“America is back” foi a frase usada, há meses, por Joe Biden, para assinalar ao mundo, em especial aos seus aliados, que o interregno traumático de Trump estava encerrado e que os EUA reassumiam, com convicção, o seu papel de potência com ambição de liderança democrática global, com retoma de atenção aos seus parceiros e ao mundo multilateral.

A mensagem era também para os adversários, em especial para a China e Rússia, que, com ela, eram alertados para a nova determinação de Washington em estruturar uma agenda assertiva de interesses com que tinham que contar.

“America is back”, contava poder dizer, dentro de dias, com serenidade, Joe Biden, mas, agora na volta do Afeganistão, onde, nos últimos 20 anos, os EUA haviam empenhado tropas, vidas e muitos recursos.
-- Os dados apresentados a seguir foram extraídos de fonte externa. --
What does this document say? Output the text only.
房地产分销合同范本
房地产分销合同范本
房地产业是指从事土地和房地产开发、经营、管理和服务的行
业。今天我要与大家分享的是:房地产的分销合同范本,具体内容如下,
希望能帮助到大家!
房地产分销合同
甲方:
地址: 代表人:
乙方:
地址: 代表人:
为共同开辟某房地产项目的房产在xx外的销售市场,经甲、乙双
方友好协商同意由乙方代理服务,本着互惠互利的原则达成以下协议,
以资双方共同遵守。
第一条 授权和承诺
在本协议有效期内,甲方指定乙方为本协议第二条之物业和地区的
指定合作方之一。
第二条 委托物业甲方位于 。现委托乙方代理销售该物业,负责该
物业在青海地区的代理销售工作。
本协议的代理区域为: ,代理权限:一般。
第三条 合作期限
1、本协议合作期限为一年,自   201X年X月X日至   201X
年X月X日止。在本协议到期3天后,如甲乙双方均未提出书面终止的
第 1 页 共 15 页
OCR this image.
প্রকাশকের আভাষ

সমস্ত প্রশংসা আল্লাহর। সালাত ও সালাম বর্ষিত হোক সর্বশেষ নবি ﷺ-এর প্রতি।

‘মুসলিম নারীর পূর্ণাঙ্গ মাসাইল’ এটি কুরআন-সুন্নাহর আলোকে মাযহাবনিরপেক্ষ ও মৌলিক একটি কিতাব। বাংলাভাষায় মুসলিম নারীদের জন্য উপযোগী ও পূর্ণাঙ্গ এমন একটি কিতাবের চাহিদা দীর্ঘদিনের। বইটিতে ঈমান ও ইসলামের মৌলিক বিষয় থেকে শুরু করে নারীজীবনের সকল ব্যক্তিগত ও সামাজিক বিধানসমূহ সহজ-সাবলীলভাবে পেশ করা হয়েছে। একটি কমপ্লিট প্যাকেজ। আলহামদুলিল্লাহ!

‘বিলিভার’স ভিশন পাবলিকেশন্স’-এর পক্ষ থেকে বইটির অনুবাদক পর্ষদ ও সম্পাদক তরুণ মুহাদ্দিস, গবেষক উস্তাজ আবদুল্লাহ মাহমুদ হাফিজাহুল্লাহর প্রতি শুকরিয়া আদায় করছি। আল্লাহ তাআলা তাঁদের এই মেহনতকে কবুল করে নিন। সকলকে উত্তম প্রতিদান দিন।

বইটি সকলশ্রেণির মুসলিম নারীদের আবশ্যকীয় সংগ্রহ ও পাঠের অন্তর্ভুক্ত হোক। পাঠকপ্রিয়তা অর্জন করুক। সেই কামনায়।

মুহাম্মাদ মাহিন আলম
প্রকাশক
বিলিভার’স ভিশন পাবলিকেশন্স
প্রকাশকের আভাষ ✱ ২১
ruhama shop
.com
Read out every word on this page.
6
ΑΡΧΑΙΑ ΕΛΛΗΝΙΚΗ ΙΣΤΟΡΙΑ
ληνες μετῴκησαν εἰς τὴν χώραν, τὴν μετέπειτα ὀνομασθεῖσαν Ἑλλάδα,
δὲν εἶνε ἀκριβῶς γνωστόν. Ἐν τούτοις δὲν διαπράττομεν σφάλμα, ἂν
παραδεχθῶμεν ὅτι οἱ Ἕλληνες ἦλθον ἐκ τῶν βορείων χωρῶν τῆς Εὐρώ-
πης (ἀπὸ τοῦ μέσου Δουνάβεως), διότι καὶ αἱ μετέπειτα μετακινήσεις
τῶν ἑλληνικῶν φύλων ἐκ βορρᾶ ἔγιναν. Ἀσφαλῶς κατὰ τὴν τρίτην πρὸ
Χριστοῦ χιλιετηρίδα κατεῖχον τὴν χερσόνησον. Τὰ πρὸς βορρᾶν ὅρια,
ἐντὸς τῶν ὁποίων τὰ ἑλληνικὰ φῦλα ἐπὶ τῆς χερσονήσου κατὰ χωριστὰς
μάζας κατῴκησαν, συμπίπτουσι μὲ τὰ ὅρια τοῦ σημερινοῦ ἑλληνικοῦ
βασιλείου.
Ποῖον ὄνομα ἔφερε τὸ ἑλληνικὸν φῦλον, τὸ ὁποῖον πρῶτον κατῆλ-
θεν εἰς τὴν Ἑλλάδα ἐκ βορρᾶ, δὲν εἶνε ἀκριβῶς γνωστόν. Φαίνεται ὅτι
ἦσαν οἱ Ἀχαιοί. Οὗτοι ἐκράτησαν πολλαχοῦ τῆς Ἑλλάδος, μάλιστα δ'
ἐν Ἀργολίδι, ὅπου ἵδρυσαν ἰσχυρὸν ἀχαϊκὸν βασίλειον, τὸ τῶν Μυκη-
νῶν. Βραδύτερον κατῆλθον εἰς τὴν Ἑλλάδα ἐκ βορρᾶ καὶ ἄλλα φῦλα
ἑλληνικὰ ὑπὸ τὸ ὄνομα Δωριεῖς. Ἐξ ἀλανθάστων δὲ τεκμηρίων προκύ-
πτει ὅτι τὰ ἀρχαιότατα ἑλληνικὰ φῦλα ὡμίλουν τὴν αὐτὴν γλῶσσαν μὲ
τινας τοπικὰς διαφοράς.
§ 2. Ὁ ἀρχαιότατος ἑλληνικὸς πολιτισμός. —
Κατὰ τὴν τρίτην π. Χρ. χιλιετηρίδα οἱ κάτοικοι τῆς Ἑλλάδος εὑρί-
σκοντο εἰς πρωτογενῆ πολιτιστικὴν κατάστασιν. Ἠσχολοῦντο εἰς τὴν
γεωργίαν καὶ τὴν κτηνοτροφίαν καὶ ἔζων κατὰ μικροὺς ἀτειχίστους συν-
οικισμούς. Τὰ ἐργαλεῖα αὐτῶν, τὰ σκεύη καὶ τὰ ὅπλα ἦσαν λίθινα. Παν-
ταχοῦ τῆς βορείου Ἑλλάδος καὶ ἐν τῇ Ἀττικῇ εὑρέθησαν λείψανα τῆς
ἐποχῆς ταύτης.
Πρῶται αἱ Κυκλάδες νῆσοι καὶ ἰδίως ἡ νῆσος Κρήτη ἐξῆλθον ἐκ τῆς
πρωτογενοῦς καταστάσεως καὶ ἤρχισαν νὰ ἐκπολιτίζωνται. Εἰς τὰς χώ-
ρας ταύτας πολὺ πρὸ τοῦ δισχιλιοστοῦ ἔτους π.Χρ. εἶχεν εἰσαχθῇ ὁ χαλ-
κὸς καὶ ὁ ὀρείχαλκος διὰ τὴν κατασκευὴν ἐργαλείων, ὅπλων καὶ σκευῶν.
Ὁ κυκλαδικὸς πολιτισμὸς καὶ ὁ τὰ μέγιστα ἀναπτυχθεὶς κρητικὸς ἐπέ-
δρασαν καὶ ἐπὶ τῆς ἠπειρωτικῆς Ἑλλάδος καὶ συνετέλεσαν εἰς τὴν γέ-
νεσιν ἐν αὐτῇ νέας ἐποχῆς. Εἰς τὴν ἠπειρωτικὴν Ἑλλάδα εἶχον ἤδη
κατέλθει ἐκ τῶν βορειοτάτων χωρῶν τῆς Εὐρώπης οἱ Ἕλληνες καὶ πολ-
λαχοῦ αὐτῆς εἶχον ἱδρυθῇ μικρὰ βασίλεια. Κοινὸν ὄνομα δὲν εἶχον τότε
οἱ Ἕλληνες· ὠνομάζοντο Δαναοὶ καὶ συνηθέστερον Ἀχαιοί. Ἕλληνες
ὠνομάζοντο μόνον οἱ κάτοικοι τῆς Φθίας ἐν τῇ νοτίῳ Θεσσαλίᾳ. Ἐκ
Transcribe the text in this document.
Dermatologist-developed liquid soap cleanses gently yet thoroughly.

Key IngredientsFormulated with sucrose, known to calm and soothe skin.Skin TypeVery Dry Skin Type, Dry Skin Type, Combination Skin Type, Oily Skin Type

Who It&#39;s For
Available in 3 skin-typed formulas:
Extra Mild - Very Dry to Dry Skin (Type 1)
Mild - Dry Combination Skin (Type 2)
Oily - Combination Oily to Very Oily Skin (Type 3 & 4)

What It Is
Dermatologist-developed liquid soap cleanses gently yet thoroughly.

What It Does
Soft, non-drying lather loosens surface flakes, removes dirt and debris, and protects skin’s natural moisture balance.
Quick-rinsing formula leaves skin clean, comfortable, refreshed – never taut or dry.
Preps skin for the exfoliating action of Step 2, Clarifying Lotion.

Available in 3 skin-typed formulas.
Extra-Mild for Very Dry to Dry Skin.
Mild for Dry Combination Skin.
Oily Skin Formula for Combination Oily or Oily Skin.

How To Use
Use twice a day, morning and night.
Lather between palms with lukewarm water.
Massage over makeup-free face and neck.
Tudo começou como uma ação legítima, para a qual foram arregimentados mais de 40 países, no pós 11 de setembro de 2001, com o objetivo de erradicar o terrorismo do Al Qaeda. Depois, para que essa ação tivesse um efeito consistente a prazo, os EUA haviam desenhado um projeto de “State-building”, destinado a travar o integrismo islâmico e construir instituições sustentáveis para um Afeganistão democrático.

Todo esse esforço ruiu, como sabemos, em escassos dias, de uma forma clamorosa.

Vão por aí fervilhar análises sobre as lições a aprender com este falhanço, que se soma ao saldo desastroso da intervenção no Iraque, dois anos depois do Afeganistão, dessa vez numa operação sem a menor legitimidade, que viria a ter como saldo uma trágica desregulação securitária do Médio Oriente, dando origem ao Daesh, contribuindo para a tragédia na Síria.

Neste rescaldo da humilhação, que é americana mas também dos aliados, que ficou simbolizada, no passado domingo, com a queda mansa de Cabul e do governo que se percebeu que só fazia de conta que existia, vale a pena dizer duas coisas, imagino que pouco populares.

A primeira é que foi justa e correta a decisão de ir para o Afeganistão em 2001, procurando liquidar a Al Qaeda e, de caminho, derrubar o poder talibã que o protegia. É importante nunca esquecer as imagens das Torres Gémeas a cair. A luta contra o terrorismo islâmico não era uma guerra americana, era e é também a nossa guerra.

A segunda é que, mesmo que constatemos ter sido um fracasso a sua sustentação, a sociedade que foi tentando criar, ao longo destas duas décadas, no Afeganistão, era um projeto decente e meritório. Muitos afegãos viveram, por bastantes anos, na liberdade que a guerra permitiu, houve uma inteira geração que gozou de democracia, as mulheres recuperaram os seus direitos, havia liberdade dos média, a educação foi expandida e o país usufruiu de fortes investimentos em infraestruturas, que o conflito interno esteve longe de destruir.

As coisas são hoje o que são, estando nós ainda longe de saber o que virão a ser no futuro. Mas o evidente colapso do esforço feito no Afeganistão não nos deve afastar da ideia, talvez mesmo potenciada pelo choque das imagens que dali agora nos chegam, de que, com todos os erros cometidos, havia uma intenção justa na intervenção que foi tentada.

Os piores dias da administração sob tutela americana irão ser vistos como um sonho bom se comparados com o pesadelo da sociedade talibã que aí vem.